Le droit à l’oubli numérique est une émanation du droit à l’image, qui a émergé face à la diffusion incontrôlable des informations personnelles sur internet.

Un droit récent

Consacré en 2014 par la Cour de justice de l’Union européenne, le droit à l’oubli numérique permet sous conditions d’obtenir le déréférencement de données personnelles obsolètes vous concernant, afin qu’elles n’apparaissent plus dans les résultats des moteurs de recherche.

Ce droit vise à concilier la protection de la vie privée avec la liberté d’expression et le droit à l’information du public.

Conditions d’exercice du droit à l’oubli

Pour exercer votre droit à l’oubli, vous devez démontrer que les données vous concernant indexées par les moteurs de recherche sont obsolètes, ne présentent plus d’intérêt public et vous portent préjudice.

Les moteurs de recherche comme Google étudient alors au cas par cas si le déréférencement se justifie au regard de votre droit au respect de la vie privée et à l’image.

Une procédure spécifique

Concrètement, il faut remplir un formulaire en ligne disponible sur les sites des moteurs de recherche pour demander le déréférencement de résultats de recherche portant atteinte à votre droit à l’image.

Si votre requête est acceptée, les résultats litigieux n’apparaîtront plus lors d’une recherche effectuée à partir de votre nom. Votre droit à l’oubli numérique sera alors effectif.

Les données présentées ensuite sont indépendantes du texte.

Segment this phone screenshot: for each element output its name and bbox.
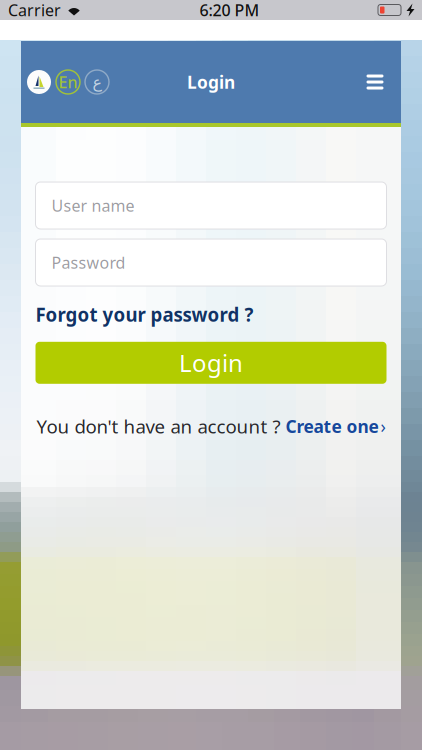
staticText: ع bbox=[92, 73, 102, 91]
staticText: Login bbox=[179, 347, 243, 379]
button[interactable]: User name bbox=[36, 182, 386, 229]
staticText: Carrier bbox=[8, 0, 61, 21]
staticText: You don't have an account ? bbox=[36, 414, 280, 439]
button[interactable]: En bbox=[56, 70, 80, 94]
button[interactable]: ع bbox=[85, 70, 109, 94]
staticText: Create one bbox=[286, 415, 378, 438]
staticText: 6:20 PM bbox=[200, 0, 260, 21]
button[interactable]: Login bbox=[36, 342, 386, 384]
button[interactable]: Menu bbox=[356, 63, 394, 101]
button[interactable]: Forgot your password ? bbox=[36, 302, 254, 327]
staticText: › bbox=[380, 415, 386, 438]
button[interactable]: Password bbox=[36, 239, 386, 286]
staticText: Forgot your password ? bbox=[36, 302, 254, 327]
staticText: Login bbox=[187, 70, 235, 94]
staticText: En bbox=[58, 71, 78, 93]
button[interactable]: Home bbox=[27, 70, 51, 94]
button[interactable]: Create one bbox=[280, 415, 386, 438]
staticText: User name bbox=[52, 195, 134, 216]
staticText: Password bbox=[52, 252, 126, 273]
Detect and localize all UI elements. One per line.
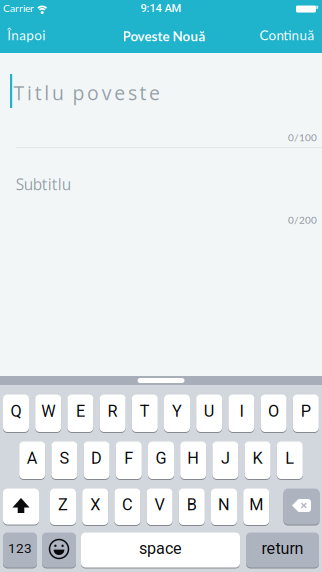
button[interactable]: Y: [164, 394, 190, 432]
button[interactable]: S: [51, 441, 77, 480]
button[interactable]: return: [246, 532, 319, 568]
staticText: Y: [172, 402, 182, 421]
button[interactable]: K: [245, 441, 271, 480]
staticText: Z: [58, 495, 68, 514]
staticText: e: [149, 80, 160, 106]
button[interactable]: Q: [3, 394, 29, 432]
staticText: R: [108, 402, 118, 421]
staticText: H: [187, 449, 199, 468]
button[interactable]: I: [228, 394, 254, 432]
staticText: t: [35, 80, 42, 106]
staticText: P: [301, 402, 311, 421]
staticText: Poveste Nouă: [122, 28, 206, 44]
staticText: G: [156, 449, 166, 468]
staticText: C: [122, 495, 133, 514]
staticText: A: [27, 449, 38, 468]
button[interactable]: C: [114, 488, 140, 526]
staticText: T: [140, 402, 150, 421]
staticText: M: [249, 495, 263, 514]
button[interactable]: N: [211, 488, 237, 526]
staticText: 0/200: [288, 214, 317, 226]
button[interactable]: O: [261, 394, 287, 432]
staticText: e: [114, 80, 125, 106]
button[interactable]: R: [100, 394, 126, 432]
button[interactable]: Delete: [284, 488, 320, 525]
staticText: t: [140, 80, 146, 106]
button[interactable]: E: [67, 394, 93, 432]
button[interactable]: T: [132, 394, 158, 432]
button[interactable]: Emoji: [42, 532, 76, 568]
staticText: T: [14, 80, 24, 106]
staticText: p: [72, 80, 84, 106]
button[interactable]: V: [147, 488, 173, 526]
button[interactable]: J: [212, 441, 238, 480]
staticText: D: [91, 449, 102, 468]
staticText: Carrier: [3, 2, 34, 14]
staticText: X: [90, 495, 100, 514]
staticText: E: [76, 402, 85, 421]
button[interactable]: Continuă: [260, 27, 314, 43]
button[interactable]: F: [116, 441, 142, 480]
staticText: Q: [10, 402, 22, 421]
button[interactable]: A: [19, 441, 45, 480]
staticText: V: [155, 495, 165, 514]
staticText: v: [102, 80, 112, 106]
staticText: o: [87, 80, 99, 106]
staticText: K: [253, 449, 263, 468]
button[interactable]: G: [148, 441, 174, 480]
staticText: S: [59, 449, 69, 468]
staticText: B: [187, 495, 197, 514]
staticText: 0/100: [288, 131, 317, 143]
button[interactable]: Z: [50, 488, 76, 526]
button[interactable]: 123: [3, 532, 37, 568]
staticText: W: [41, 402, 55, 421]
staticText: space: [139, 539, 182, 558]
staticText: U: [204, 402, 215, 421]
staticText: u: [52, 80, 64, 106]
button[interactable]: P: [293, 394, 319, 432]
staticText: 123: [8, 540, 32, 556]
button[interactable]: W: [35, 394, 61, 432]
staticText: N: [218, 495, 230, 514]
staticText: Subtitlu: [16, 174, 71, 195]
button[interactable]: B: [179, 488, 205, 526]
button[interactable]: Înapoi: [7, 27, 45, 43]
staticText: Înapoi: [7, 27, 45, 43]
staticText: L: [285, 449, 294, 468]
staticText: I: [239, 402, 243, 421]
button[interactable]: D: [84, 441, 110, 480]
button[interactable]: H: [180, 441, 206, 480]
staticText: Continuă: [260, 27, 314, 43]
staticText: i: [27, 80, 32, 106]
button[interactable]: L: [277, 441, 303, 480]
button[interactable]: space: [81, 532, 240, 568]
button[interactable]: Shift: [3, 488, 39, 525]
staticText: return: [262, 539, 304, 558]
staticText: F: [124, 449, 133, 468]
staticText: s: [128, 80, 137, 106]
staticText: 9:14 AM: [140, 2, 182, 15]
button[interactable]: U: [196, 394, 222, 432]
staticText: O: [268, 402, 279, 421]
staticText: l: [44, 80, 49, 106]
button[interactable]: X: [82, 488, 108, 526]
staticText: J: [221, 449, 230, 468]
button[interactable]: M: [243, 488, 269, 526]
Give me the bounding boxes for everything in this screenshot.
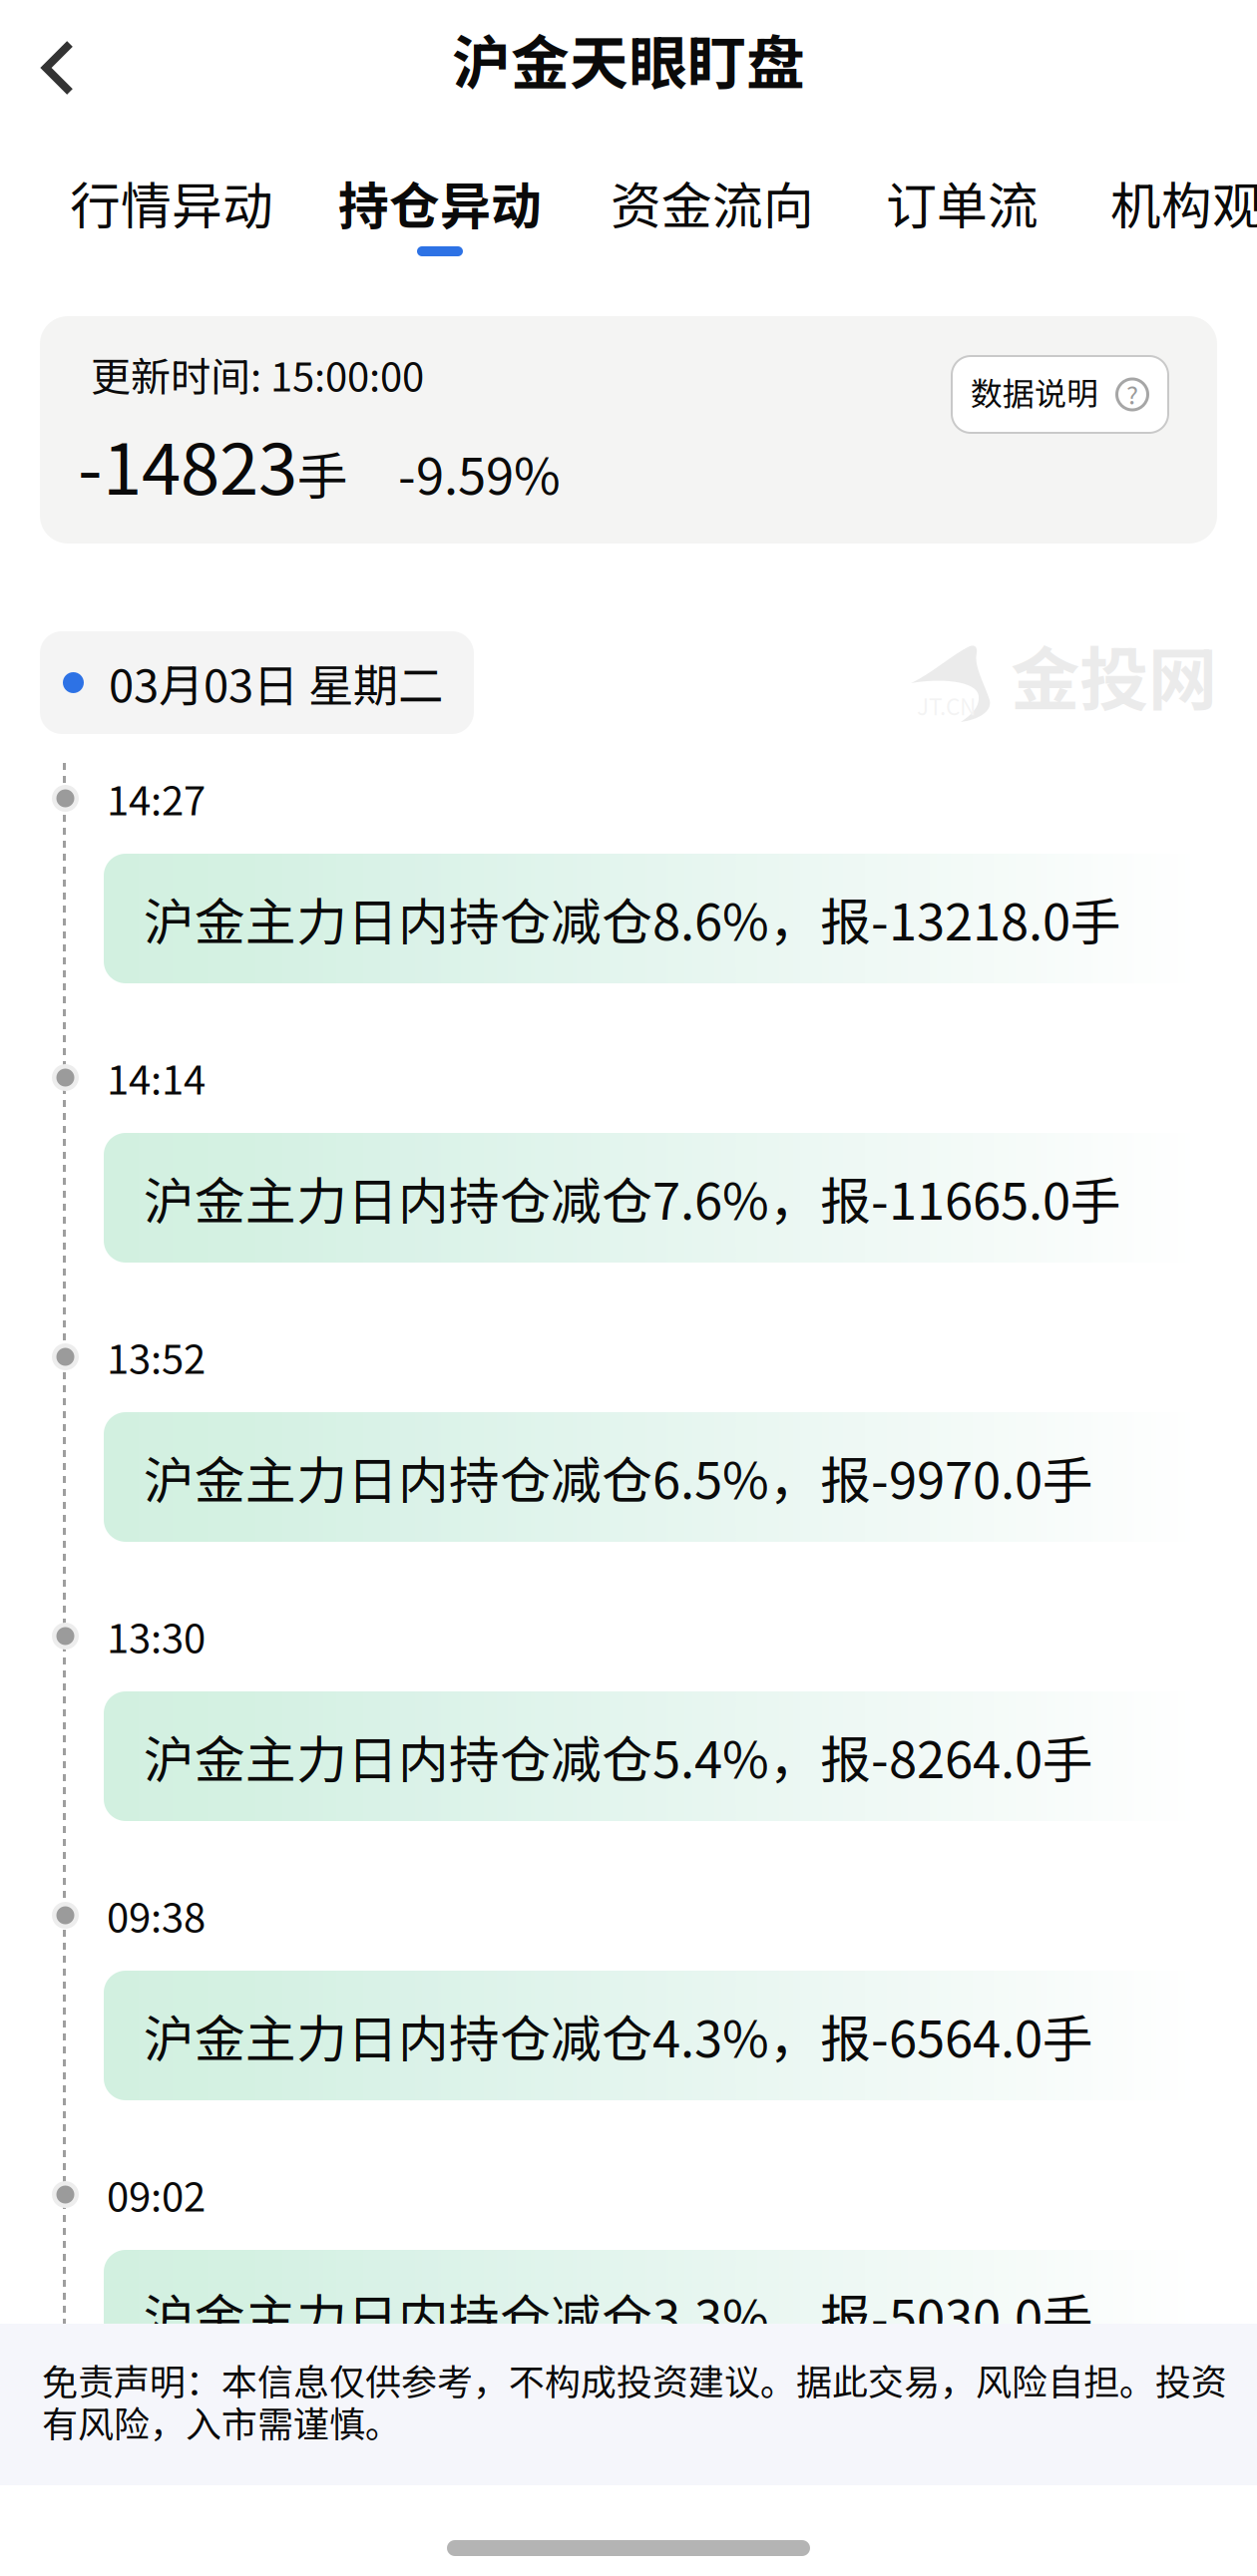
button[interactable]: 沪金主力日内持仓减仓6.5%，报-9970.0手	[104, 1412, 1257, 1542]
staticText: -9.59%	[398, 436, 561, 509]
button[interactable]: Back	[0, 0, 116, 127]
staticText: 14:27	[107, 769, 206, 827]
staticText: 沪金天眼盯盘	[452, 16, 805, 101]
staticText: -14823	[78, 413, 297, 515]
button[interactable]: 沪金主力日内持仓减仓3.3%，报-5030.0手	[104, 2250, 1257, 2380]
button[interactable]: 资金流向	[611, 172, 814, 256]
staticText: 机构观点	[1110, 166, 1257, 239]
staticText: 沪金主力日内持仓减仓3.3%，报-5030.0手	[144, 2278, 1093, 2351]
button[interactable]: 持仓异动	[338, 172, 542, 256]
button[interactable]: 订单流	[886, 172, 1039, 256]
staticText: 金投网	[1011, 624, 1217, 724]
staticText: 03月03日 星期二	[109, 650, 443, 715]
button[interactable]: 行情异动	[70, 172, 273, 256]
staticText: JT.CN	[917, 689, 976, 722]
staticText: 09:38	[107, 1886, 206, 1944]
staticText: 13:52	[107, 1327, 206, 1385]
staticText: 09:02	[107, 2165, 206, 2223]
staticText: 行情异动	[70, 166, 273, 239]
staticText: 沪金主力日内持仓减仓8.6%，报-13218.0手	[144, 882, 1121, 955]
button[interactable]: 机构观点	[1110, 172, 1257, 256]
staticText: 手	[297, 436, 348, 509]
staticText: 有风险，入市需谨慎。	[42, 2396, 401, 2448]
staticText: 沪金主力日内持仓减仓5.4%，报-8264.0手	[144, 1720, 1093, 1793]
staticText: 沪金主力日内持仓减仓6.5%，报-9970.0手	[144, 1440, 1093, 1514]
button[interactable]: 沪金主力日内持仓减仓7.6%，报-11665.0手	[104, 1133, 1257, 1263]
staticText: 沪金主力日内持仓减仓7.6%，报-11665.0手	[144, 1161, 1121, 1234]
staticText: 持仓异动	[338, 166, 542, 239]
staticText: 更新时间: 15:00:00	[91, 345, 424, 403]
staticText: 13:30	[107, 1607, 206, 1664]
staticText: 资金流向	[611, 166, 814, 239]
staticText: 免责声明：本信息仅供参考，不构成投资建议。据此交易，风险自担。投资	[42, 2354, 1227, 2406]
button[interactable]: 沪金主力日内持仓减仓4.3%，报-6564.0手	[104, 1971, 1257, 2100]
staticText: 沪金主力日内持仓减仓4.3%，报-6564.0手	[144, 1999, 1093, 2072]
button[interactable]: 沪金主力日内持仓减仓8.6%，报-13218.0手	[104, 854, 1257, 983]
staticText: 数据说明	[971, 368, 1098, 414]
staticText: 订单流	[886, 166, 1039, 239]
button[interactable]: 数据说明	[952, 356, 1168, 433]
staticText: 14:14	[107, 1048, 206, 1106]
button[interactable]: 沪金主力日内持仓减仓5.4%，报-8264.0手	[104, 1691, 1257, 1821]
staticText: ?	[1126, 375, 1138, 412]
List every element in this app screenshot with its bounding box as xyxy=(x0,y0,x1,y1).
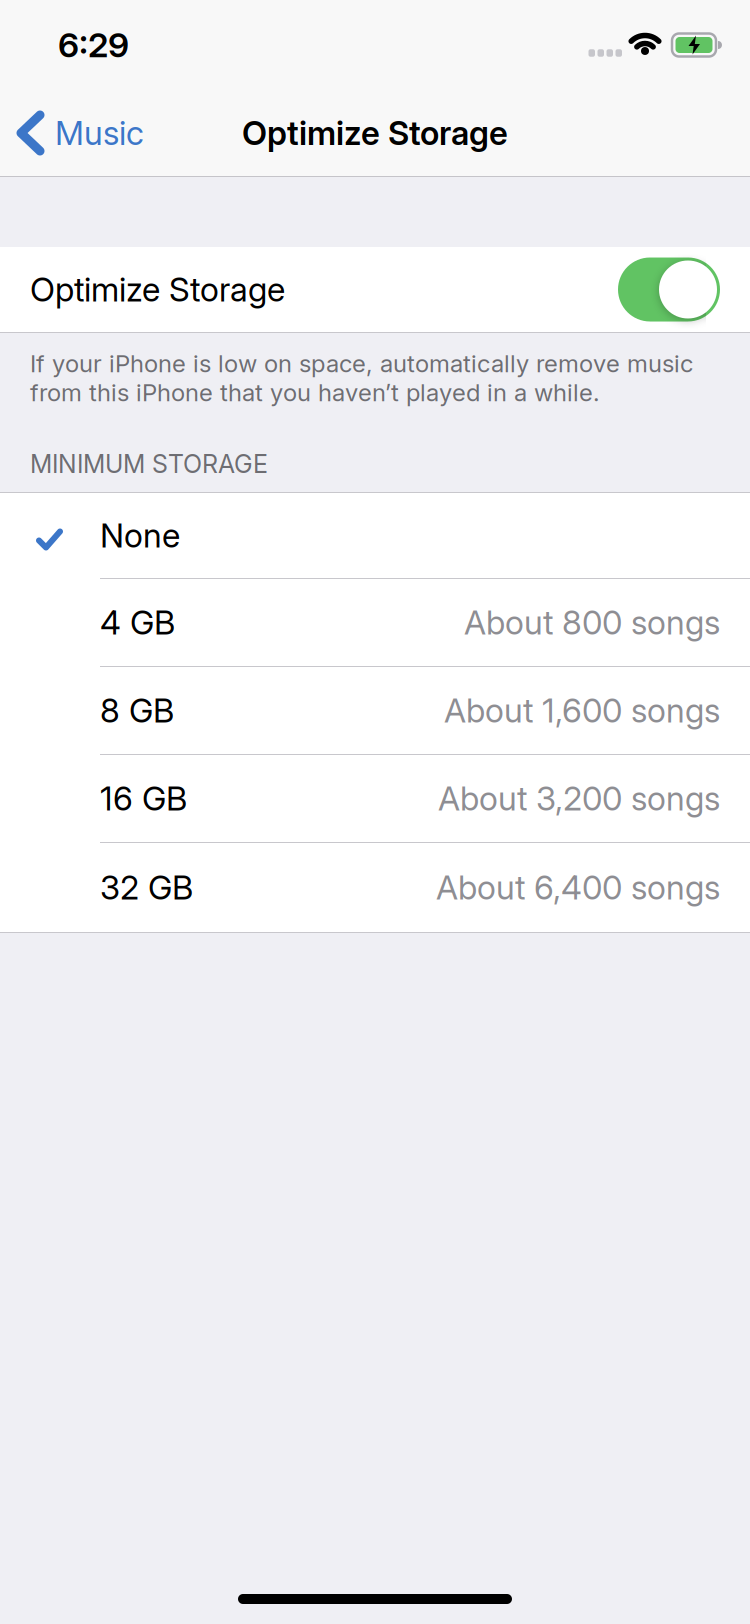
button[interactable]: Optimize Storage xyxy=(0,247,750,332)
staticText: Music xyxy=(55,113,144,153)
button[interactable]: 4 GB xyxy=(0,579,750,666)
button[interactable]: 8 GB xyxy=(0,667,750,754)
button[interactable]: 32 GB xyxy=(0,843,750,932)
staticText: About 800 songs xyxy=(464,602,720,642)
button[interactable]: None xyxy=(0,493,750,578)
staticText: Optimize Storage xyxy=(242,113,508,153)
staticText: 16 GB xyxy=(100,778,187,818)
staticText: About 3,200 songs xyxy=(438,778,720,818)
button[interactable]: 16 GB xyxy=(0,755,750,842)
staticText: About 1,600 songs xyxy=(444,690,720,730)
staticText: If your iPhone is low on space, automati… xyxy=(30,349,693,407)
button[interactable]: Music xyxy=(0,113,144,153)
staticText: None xyxy=(100,516,180,555)
staticText: 32 GB xyxy=(100,868,193,907)
staticText: Optimize Storage xyxy=(30,270,285,309)
staticText: 8 GB xyxy=(100,690,174,730)
staticText: 6:29 xyxy=(58,24,129,66)
staticText: MINIMUM STORAGE xyxy=(30,449,268,479)
staticText: 4 GB xyxy=(100,602,175,642)
staticText: About 6,400 songs xyxy=(436,868,720,907)
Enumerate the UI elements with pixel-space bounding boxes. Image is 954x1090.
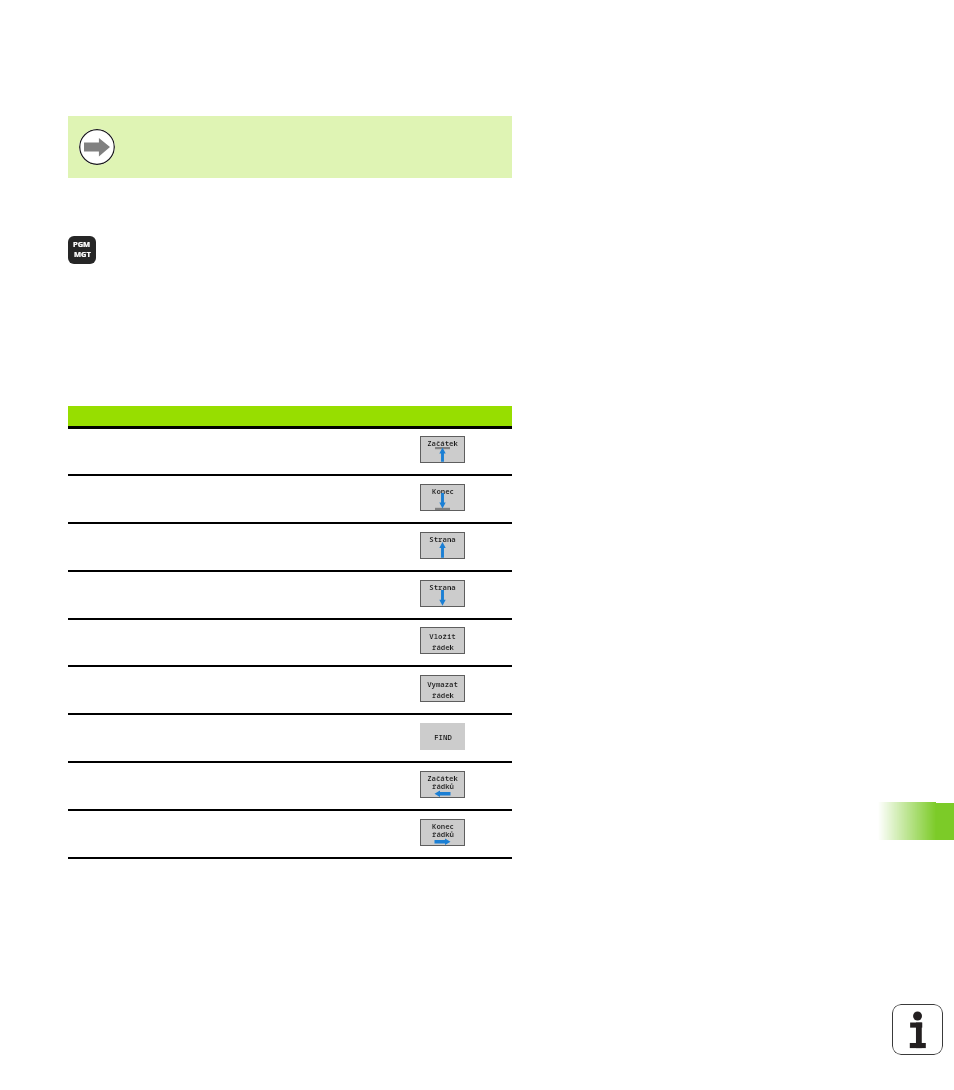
staticText: řádek — [432, 690, 454, 700]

Comment effacer ses données personnelles des moteurs de recherche?

Maîtriser son e-réputation passe aussi par la capacité à faire retirer ses données personnelles obsolètes ou préjudiciables des résultats des moteurs de recherche.

1. Faire une demande de déréférencement

La première étape est d’utiliser le formulaire en ligne des principaux moteurs de recherche (Google, Bing, etc.) pour demander le déréférencement de pages web comportant des informations vous concernant qui ne sont plus pertinentes ou qui portent atteinte à votre droit à l’image.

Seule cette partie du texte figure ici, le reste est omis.